Acórdão do Tribunal de Justiça (Segunda Secção) de 14 de julho de 2022.
Universität Bremen contra Agência de Execução Europeia da Investigação (REA).
Recurso de decisão do Tribunal Geral – Recurso de anulação – Artigo 19.° do Estatuto do Tribunal de Justiça da União Europeia – Representação das partes não privilegiadas no âmbito de um recurso direto interposto nas jurisdições da União Europeia – Professor universitário – Professor que é docente na universidade representada no âmbito deste recurso e que exerce funções de coordenador e de chefe da equipa responsável pelo projeto objeto do litígio – Condição de independência – Existência de um interesse direto e pessoal na solução do litígio.
Processo C-110/21 P.

ECLI identifier: ECLI:EU:C:2022:555

Processo C110/21 P

Universität Bremen

contra

Agência de Execução para a Investigação (REA)
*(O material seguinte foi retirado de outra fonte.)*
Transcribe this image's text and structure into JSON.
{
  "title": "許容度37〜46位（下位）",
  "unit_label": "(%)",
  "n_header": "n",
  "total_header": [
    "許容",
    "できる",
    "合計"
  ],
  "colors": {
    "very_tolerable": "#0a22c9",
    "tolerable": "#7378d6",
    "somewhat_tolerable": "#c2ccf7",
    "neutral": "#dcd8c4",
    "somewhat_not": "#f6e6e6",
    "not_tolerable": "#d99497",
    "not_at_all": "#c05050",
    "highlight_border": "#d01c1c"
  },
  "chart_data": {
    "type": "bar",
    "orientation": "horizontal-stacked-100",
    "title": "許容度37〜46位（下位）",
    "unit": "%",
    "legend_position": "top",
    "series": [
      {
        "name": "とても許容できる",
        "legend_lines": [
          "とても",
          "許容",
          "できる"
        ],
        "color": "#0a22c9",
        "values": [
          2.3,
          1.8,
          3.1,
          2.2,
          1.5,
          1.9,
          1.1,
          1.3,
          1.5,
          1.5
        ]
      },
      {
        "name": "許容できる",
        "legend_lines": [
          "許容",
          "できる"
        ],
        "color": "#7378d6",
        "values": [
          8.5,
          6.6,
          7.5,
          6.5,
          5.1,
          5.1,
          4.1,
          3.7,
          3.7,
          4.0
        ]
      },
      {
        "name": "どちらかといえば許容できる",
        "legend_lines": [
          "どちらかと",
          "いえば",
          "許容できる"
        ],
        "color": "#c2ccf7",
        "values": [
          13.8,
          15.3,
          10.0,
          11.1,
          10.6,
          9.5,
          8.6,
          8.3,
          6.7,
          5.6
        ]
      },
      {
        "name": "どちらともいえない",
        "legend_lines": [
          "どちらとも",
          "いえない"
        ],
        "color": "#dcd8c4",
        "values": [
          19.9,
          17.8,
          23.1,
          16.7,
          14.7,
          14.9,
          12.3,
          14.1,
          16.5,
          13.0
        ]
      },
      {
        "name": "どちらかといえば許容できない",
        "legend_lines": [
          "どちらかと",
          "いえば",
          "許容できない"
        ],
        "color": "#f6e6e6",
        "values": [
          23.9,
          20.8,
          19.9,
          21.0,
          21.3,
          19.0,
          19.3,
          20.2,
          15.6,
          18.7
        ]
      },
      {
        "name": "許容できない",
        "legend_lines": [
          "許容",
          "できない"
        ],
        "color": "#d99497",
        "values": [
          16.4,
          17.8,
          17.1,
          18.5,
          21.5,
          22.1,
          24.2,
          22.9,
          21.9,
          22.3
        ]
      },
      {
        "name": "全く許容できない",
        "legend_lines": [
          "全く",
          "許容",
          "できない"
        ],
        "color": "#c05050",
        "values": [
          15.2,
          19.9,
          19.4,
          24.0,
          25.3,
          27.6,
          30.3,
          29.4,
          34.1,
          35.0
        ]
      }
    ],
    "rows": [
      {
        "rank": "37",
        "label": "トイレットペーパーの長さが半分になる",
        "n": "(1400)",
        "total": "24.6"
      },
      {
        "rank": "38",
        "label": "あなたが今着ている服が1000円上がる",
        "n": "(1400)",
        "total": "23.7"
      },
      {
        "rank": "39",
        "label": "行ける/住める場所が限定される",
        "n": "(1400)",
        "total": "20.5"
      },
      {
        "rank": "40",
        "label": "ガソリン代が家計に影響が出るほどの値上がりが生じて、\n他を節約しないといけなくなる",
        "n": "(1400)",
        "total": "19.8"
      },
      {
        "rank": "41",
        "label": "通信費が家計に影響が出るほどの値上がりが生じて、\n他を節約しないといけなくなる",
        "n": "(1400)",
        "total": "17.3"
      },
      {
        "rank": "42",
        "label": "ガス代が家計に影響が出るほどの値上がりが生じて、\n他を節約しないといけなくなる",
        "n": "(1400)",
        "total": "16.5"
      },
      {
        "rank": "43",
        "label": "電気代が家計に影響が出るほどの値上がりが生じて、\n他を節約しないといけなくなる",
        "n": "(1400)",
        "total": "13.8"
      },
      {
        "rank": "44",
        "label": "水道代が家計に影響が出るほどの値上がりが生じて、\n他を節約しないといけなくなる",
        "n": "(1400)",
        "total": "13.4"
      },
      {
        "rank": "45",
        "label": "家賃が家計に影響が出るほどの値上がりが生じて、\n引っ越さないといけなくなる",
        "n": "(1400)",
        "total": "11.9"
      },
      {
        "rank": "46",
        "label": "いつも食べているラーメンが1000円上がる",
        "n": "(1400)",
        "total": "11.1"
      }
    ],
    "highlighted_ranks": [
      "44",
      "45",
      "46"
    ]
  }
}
 Acórdão do Tribunal de Justiça (Segunda Secção) de 14 de julho de 2022

«Recurso de decisão do Tribunal Geral – Recurso de anulação – Artigo 19.° do Estatuto do Tribunal de Justiça da União Europeia – Representação das partes não privilegiadas no âmbito de um recurso direto interposto nas jurisdições da União Europeia – Professor universitário – Professor que é docente na universidade representada no âmbito deste recurso e que exerce funções de coordenador e de chefe da equipa responsável pelo projeto objeto do litígio – Condição de independência – Existência de um interesse direto e pessoal na solução do litígio»

Processo judicial – Petição inicial – Requisitos formais – Condições relativas ao signatário – Qualidade de terceiro em relação às partes – Universidade representada por um professor a ela ligado por um vínculo estatutário de direito público – Admissibilidade à luz da exigência de independência – Professor que exerce funções de coordenador e de chefe da equipa responsável pelo projeto objeto do litígio – Inexistência de incidência

(Estatuto do Tribunal de Justiça da União Europeia, artigo 19.°)

(cf. n.os 55‑58, 61‑64, 66, 67)

Resumo

A Universidade de Bremen foi designada coordenadora de um consórcio de investigação que incluía várias universidades europeias e que desenvolvia investigação de direito comparado interdisciplinar no domínio do direito e da política em matéria de habitação em toda a União.

Em 17 de março de 2019, na sequência de um convite à apresentação de propostas, a Universidade de Bremen apresentou à Agência de Execução para a Investigação (REA) uma proposta de projeto. Esta proposta obteve uma nota que a classificava em décimo lugar de entre as candidaturas apresentadas. Por Decisão de 16 de julho de 2019 (1), a REA rejeitou a referida proposta uma vez que, devido a limites orçamentais, só pôde selecionar os projetos classificados nos três primeiros lugares. Em 25 de setembro de 2019, a Universidade de Bremen interpôs um recurso de anulação desta decisão.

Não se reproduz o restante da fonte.